Amy Newman’s sixth book of poetry, An Incomplete Encyclopedia of Happiness and Unhappiness, is forthcoming from Persea Books in 2023. Her translations of Pozzi’s poems and letters appear or are forthcoming in Sonora Review, The Laurel Review, Azonal, Poetry, Bennington Review, Delos: A Journal of Translation and World Literature, and elsewhere. She teaches in the Department of English at Northern Illinois University.

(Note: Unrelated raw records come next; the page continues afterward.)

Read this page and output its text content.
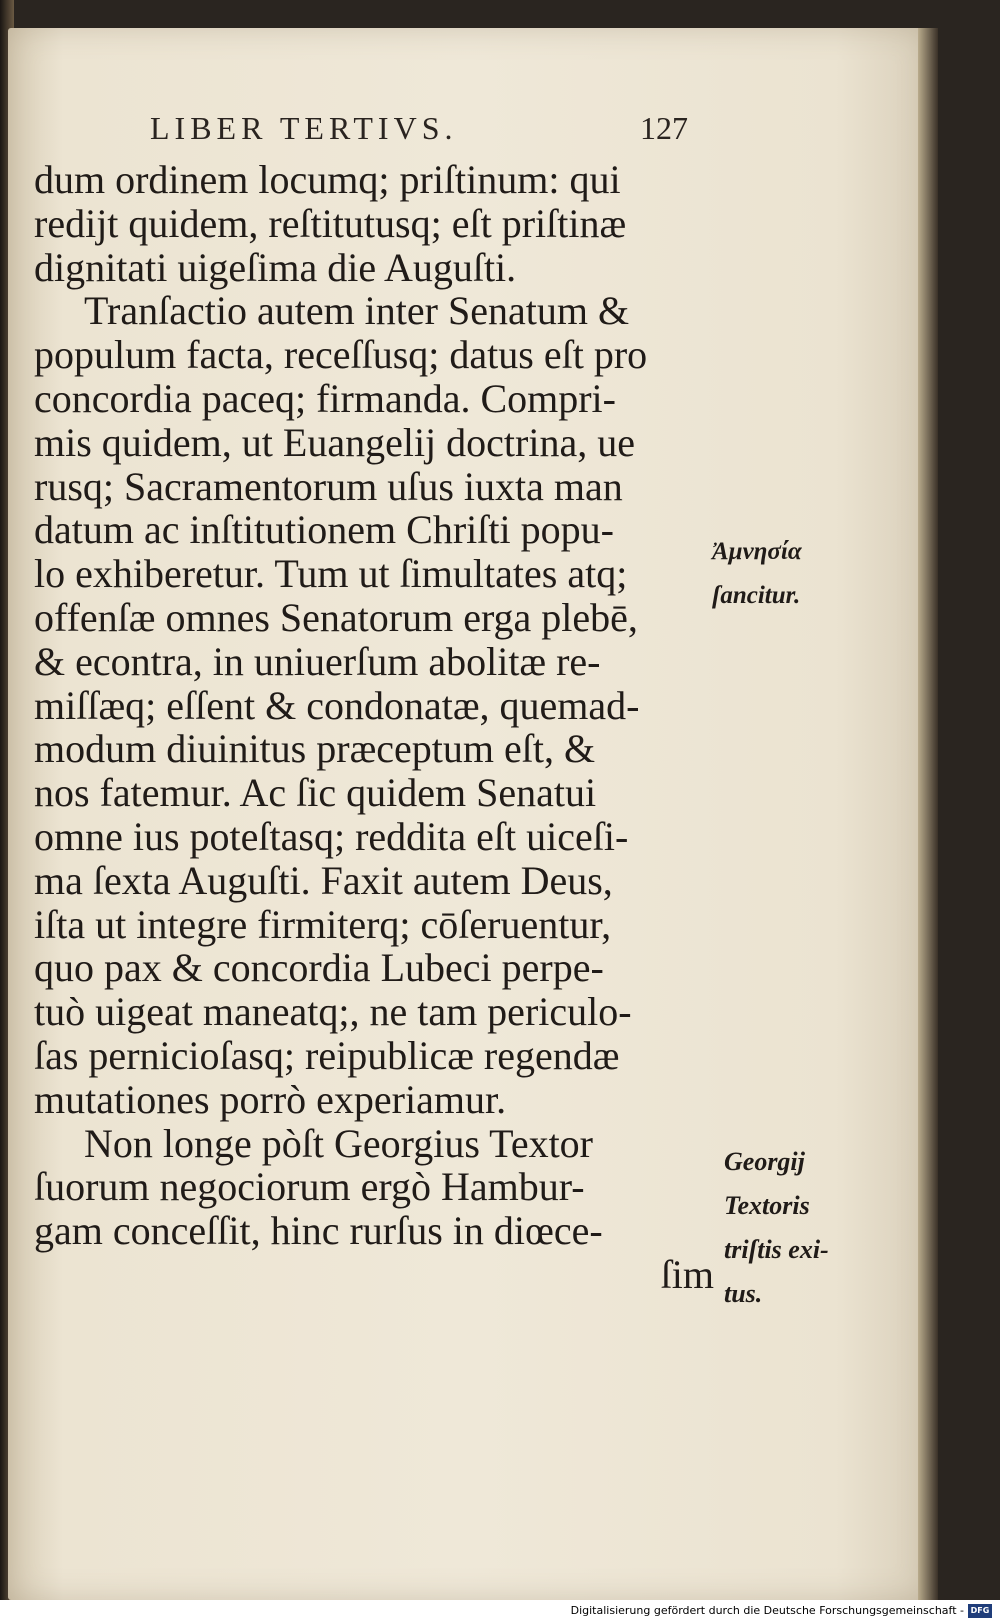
LIBER TERTIVS.	127
dum ordinem locumq; priſtinum: qui
rediјt quidem, reſtitutusq; eſt priſtinæ
dignitati uigeſima die Auguſti.
Tranſactio autem inter Senatum &
populum facta, receſſusq; datus eſt pro
concordia paceq; firmanda. Compri-
mis quidem, ut Euangelij doctrina, ue
rusq; Sacramentorum uſus iuxta man
datum ac inſtitutionem Chriſti popu-
lo exhiberetur. Tum ut ſimultates atq;
offenſæ omnes Senatorum erga plebē,
& econtra, in uniuerſum abolitæ re-
miſſæq; eſſent & condonatæ, quemad-
modum diuinitus præceptum eſt, &
nos fatemur. Ac ſic quidem Senatui
omne ius poteſtasq; reddita eſt uiceſi-
ma ſexta Auguſti. Faxit autem Deus,
iſta ut integre firmiterq; cōſeruentur,
quo pax & concordia Lubeci perpe-
tuò uigeat maneatq;, ne tam periculo-
ſas pernicioſasq; reipublicæ regendæ
mutationes porrò experiamur.
Non longe pòſt Georgius Textor
ſuorum negociorum ergò Hambur-
gam conceſſit, hinc rurſus in diœce-
ſim
Ἀμνησία
ſancitur.
Georgij
Textoris
triſtis exi-
tus.
Digitalisierung gefördert durch die Deutsche Forschungsgemeinschaft - DFG
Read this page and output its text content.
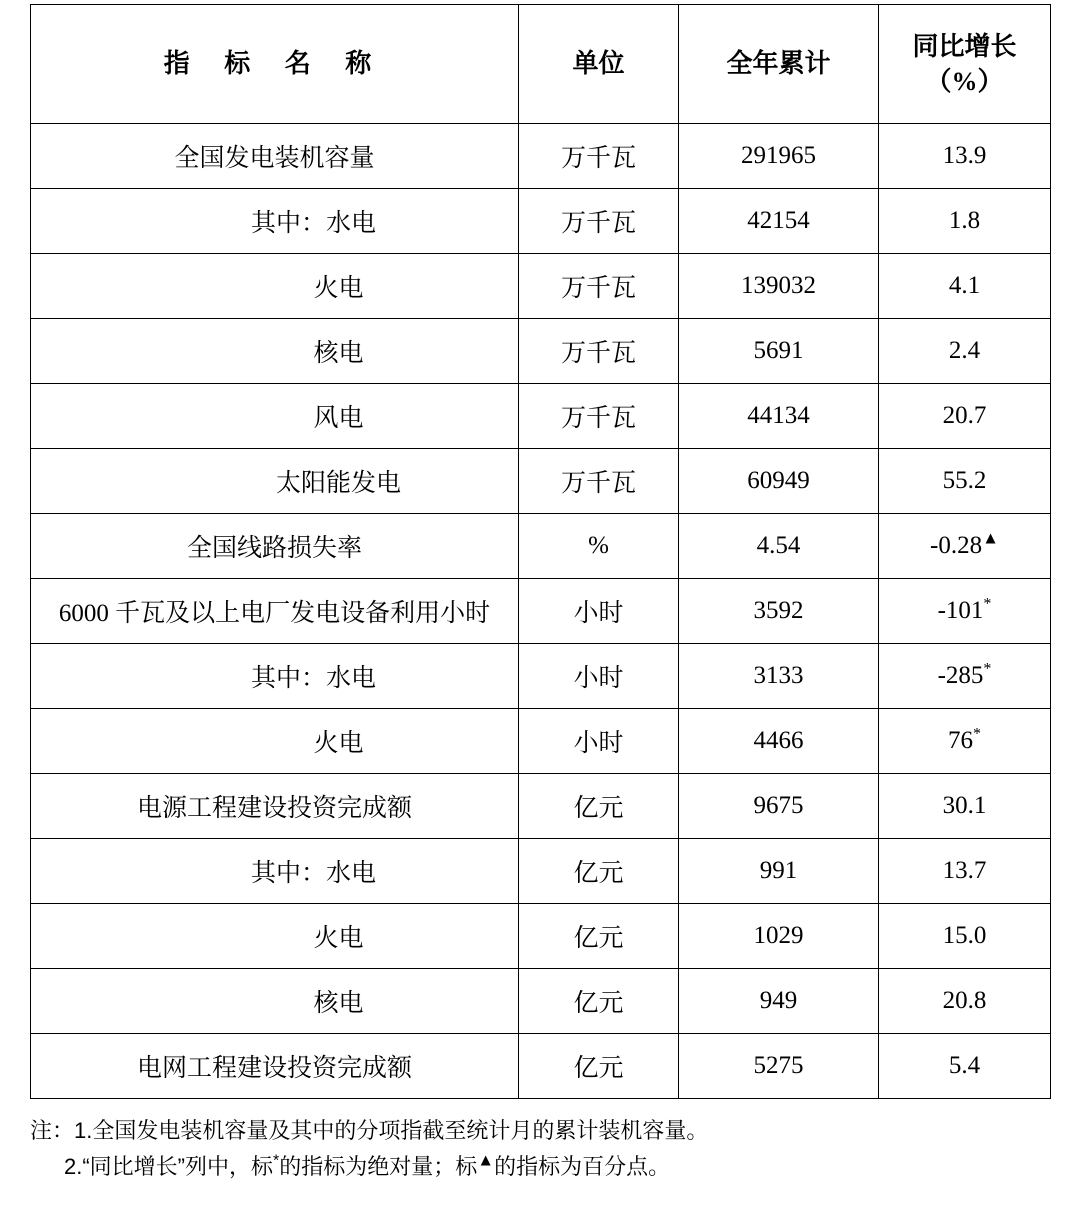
指 标 名 称	单位	全年累计	同比增长
（%）

全国发电装机容量	万千瓦	291965	13.9
其中：水电	万千瓦	42154	1.8
火电	万千瓦	139032	4.1
核电	万千瓦	5691	2.4
风电	万千瓦	44134	20.7
太阳能发电	万千瓦	60949	55.2
全国线路损失率	%	4.54	-0.28▲
6000 千瓦及以上电厂发电设备利用小时	小时	3592	-101*
其中：水电	小时	3133	-285*
火电	小时	4466	76*
电源工程建设投资完成额	亿元	9675	30.1
其中：水电	亿元	991	13.7
火电	亿元	1029	15.0
核电	亿元	949	20.8
电网工程建设投资完成额	亿元	5275	5.4
注：1.全国发电装机容量及其中的分项指截至统计月的累计装机容量。
2.“同比增长”列中，标*的指标为绝对量；标▲的指标为百分点。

Poet and photographer Antonia Pozzi, born in Milan in 1912, lived a brief life, dying by suicide in 1938. She left behind photographs, diaries, notebooks, letters, and over 300 poems; none of her poems were published in her lifetime. After her death, Pozzi’s poetry was posthumously altered by her father Roberto, who scrubbed any evidence of his daughter’s passionate love affairs and her doubts about religion. It would not be until 1989 that editors Alessandra Cenni and Onorina Dino restored the poems to their original form in Parole, an authoritative text of Pozzi’s poetry, the most recently revised edition of which is Tutte le opera (2009), edited by Cenni.